C’était une heure semblable à celle-là qu’ont traduite les pinceaux musicaux du beau peintre préraphaélite. L’air adouci à son approche s’était chargé de parfums spirituels, le silence avait effleuré la nature entière de son aile veloutée, chaque lueur avait pris cette transparence fluide qui est comme l’essence même de la clarté. Ses yeux très larges, noyés d’un rêve inextinguible, brillaient du translucide regard d’au-delà qu’ont ceux des saints et des inspirés. Son front d’une grâce et d’une pureté angéliques était plutôt fait pour le rayonnement de l’auréole que pour l’or emperlé du diadème. Son nez d’une noble courbe aquiline, très légèrement épaté à son extrémité, lui donnait l’air à la fois héroïque et doux qu’ont certains des plus purs types de race latine. Ses lèvres extatiques, rouges d’un sang précieux et imprégnées encore du mélodieux parfum de sa voix, avaient un sourire chargé des promesses du ciel. Enfin le menton d’un galbe césarien affiné ajoutait à son profil l’impérieuse austérité des médailles antiques et suffisait à préciser d’un caractère de dominatrice réalité la sérénité presque irréelle de cette vivante effigie de rêve.

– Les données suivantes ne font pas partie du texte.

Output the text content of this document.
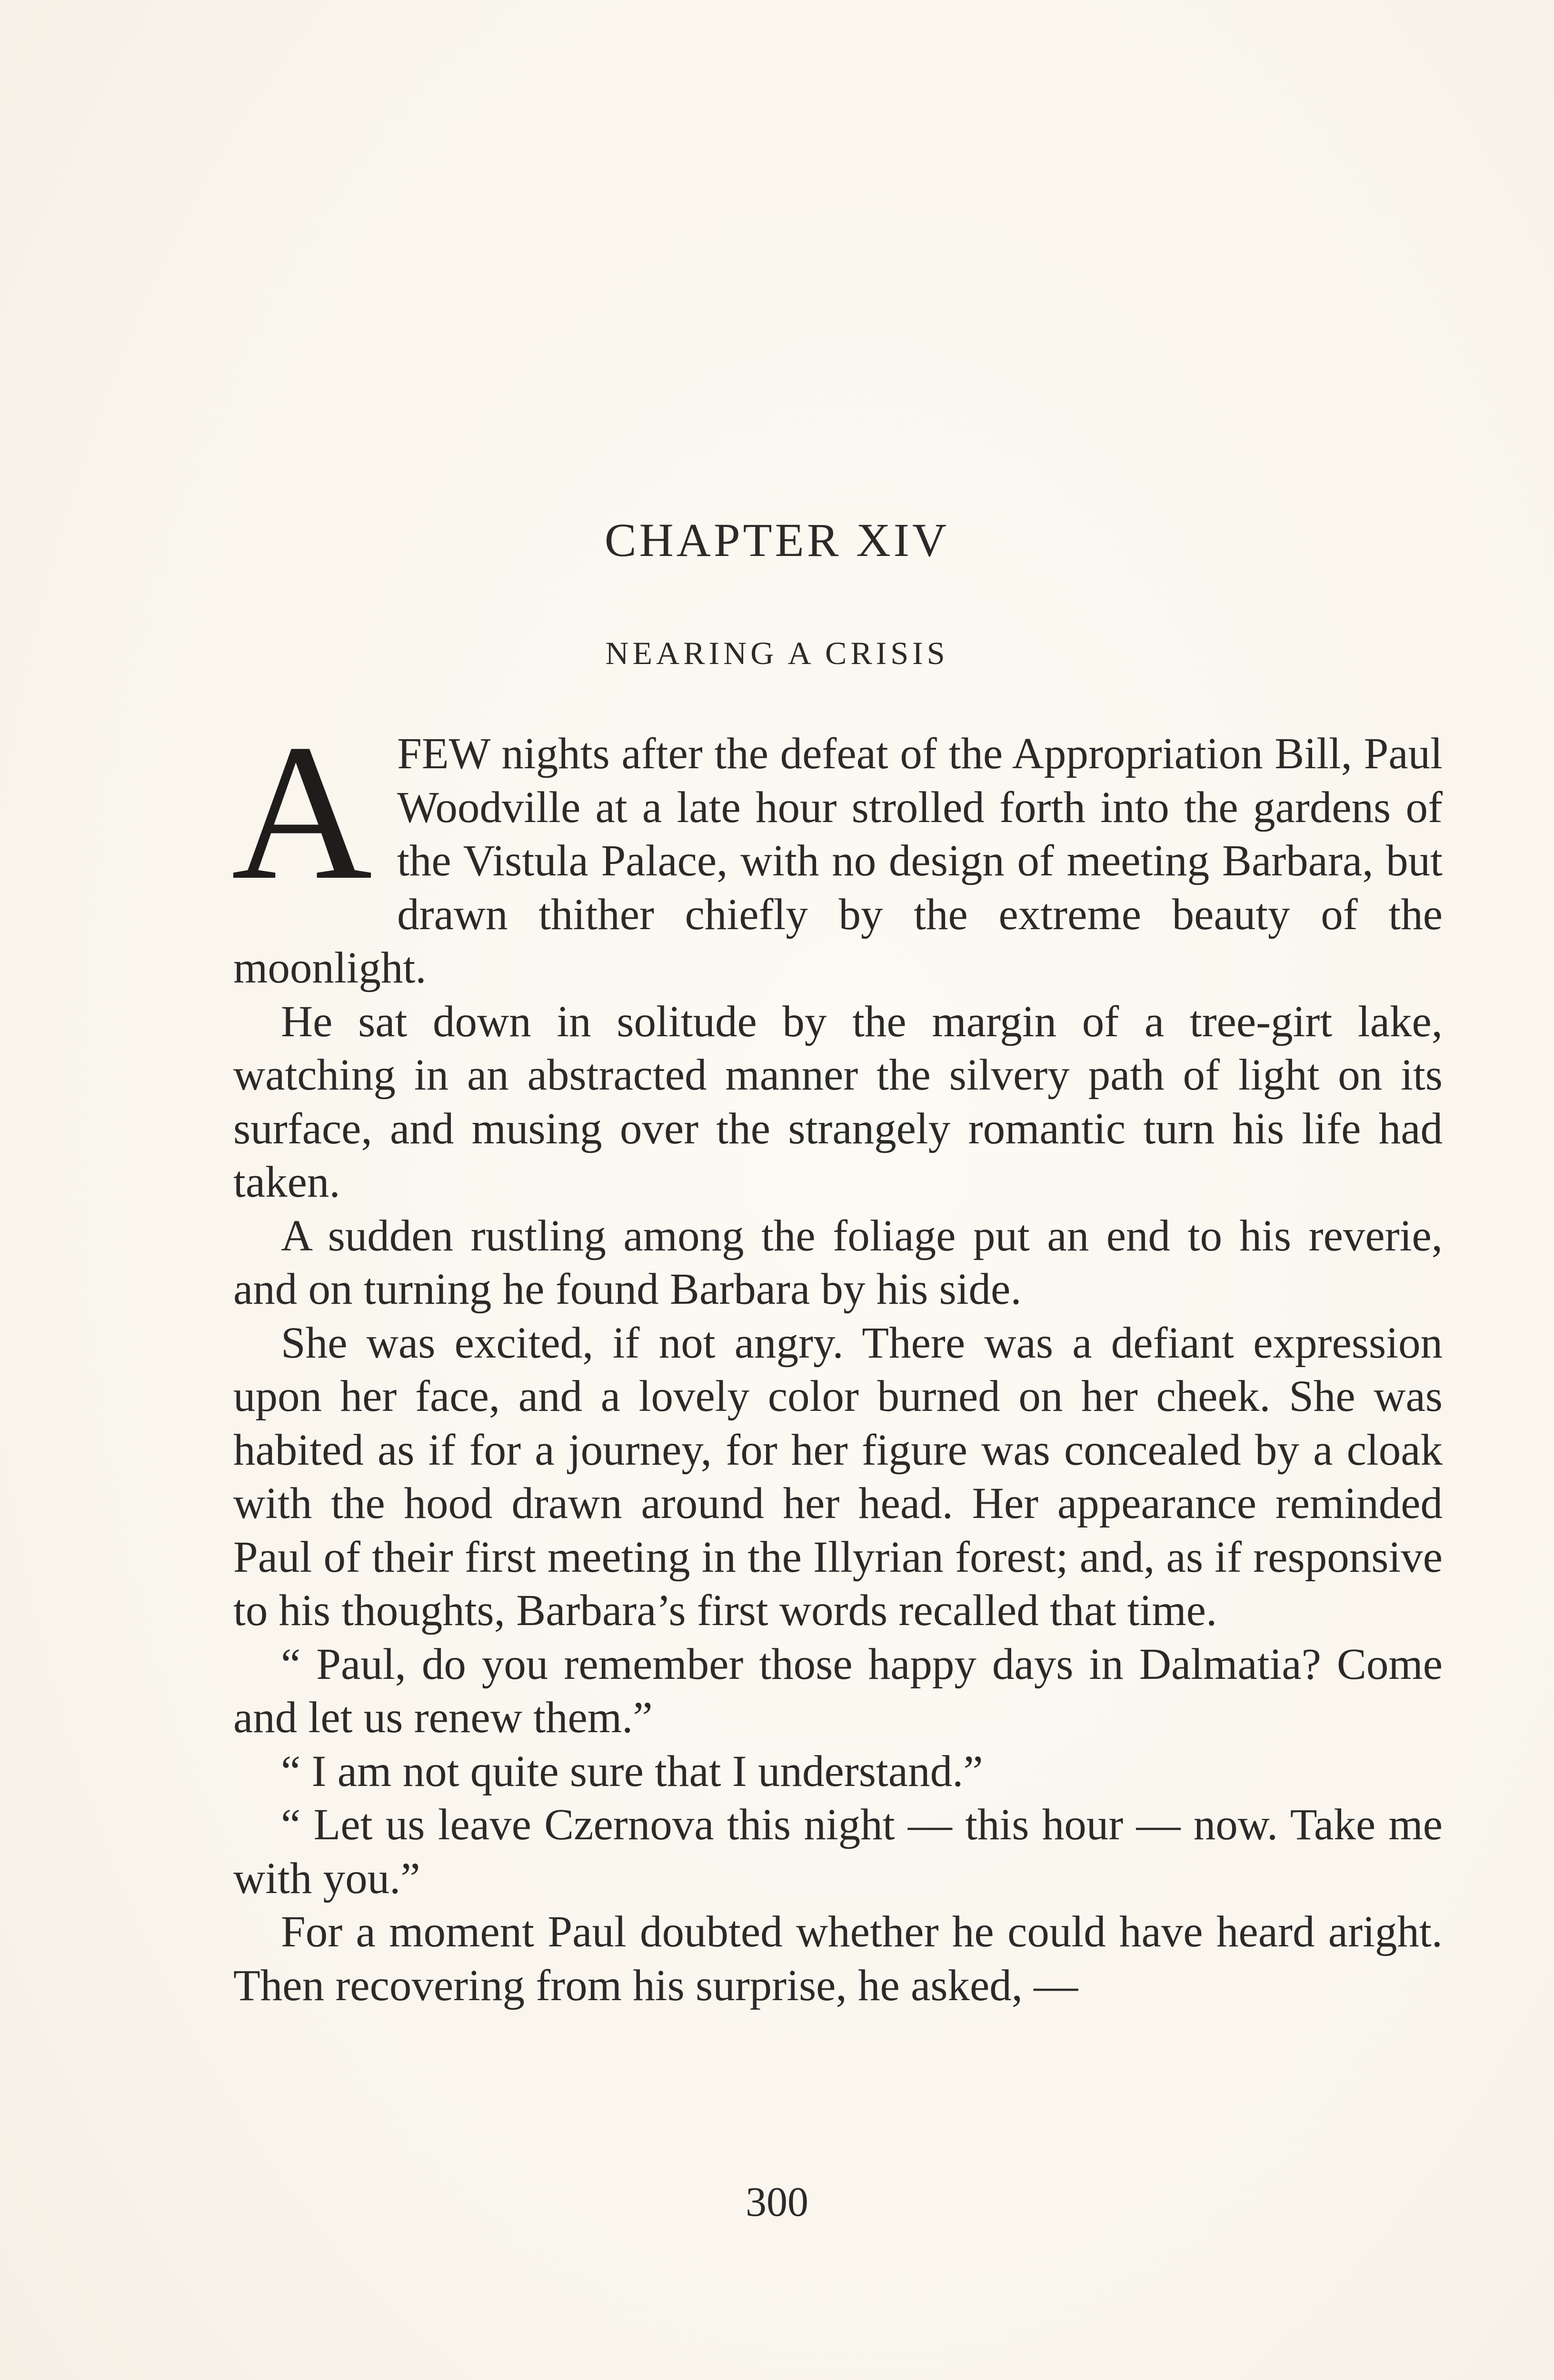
CHAPTER XIV
NEARING A CRISIS

AFEW nights after the defeat of the Appropriation Bill, Paul Woodville at a late hour strolled forth into the gardens of the Vistula Palace, with no design of meeting Barbara, but drawn thither chiefly by the extreme beauty of the moonlight.

He sat down in solitude by the margin of a tree-girt lake, watching in an abstracted manner the silvery path of light on its surface, and musing over the strangely romantic turn his life had taken.

A sudden rustling among the foliage put an end to his reverie, and on turning he found Barbara by his side.

She was excited, if not angry. There was a defiant expression upon her face, and a lovely color burned on her cheek. She was habited as if for a journey, for her figure was concealed by a cloak with the hood drawn around her head. Her appearance reminded Paul of their first meeting in the Illyrian forest; and, as if responsive to his thoughts, Barbara’s first words recalled that time.

“ Paul, do you remember those happy days in Dalmatia? Come and let us renew them.”

“ I am not quite sure that I understand.”

“ Let us leave Czernova this night — this hour — now. Take me with you.”

For a moment Paul doubted whether he could have heard aright. Then recovering from his surprise, he asked, —

300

Le rythme de sa marche lors de sa venue me sembla pareil à celui des flots charmés par une lyre d’Arion. Comme d’ailleurs je devais m’en assurer plus tard, la grande harmonie enclose dans son être se manifestait dans le moindre de ses gestes. Tout mouvement était chez elle un accord visible, toute attitude une musique innée et suave. Car elle était bien la Dame selon l’esprit, la vivante incarnation d’un principe primordial de beauté.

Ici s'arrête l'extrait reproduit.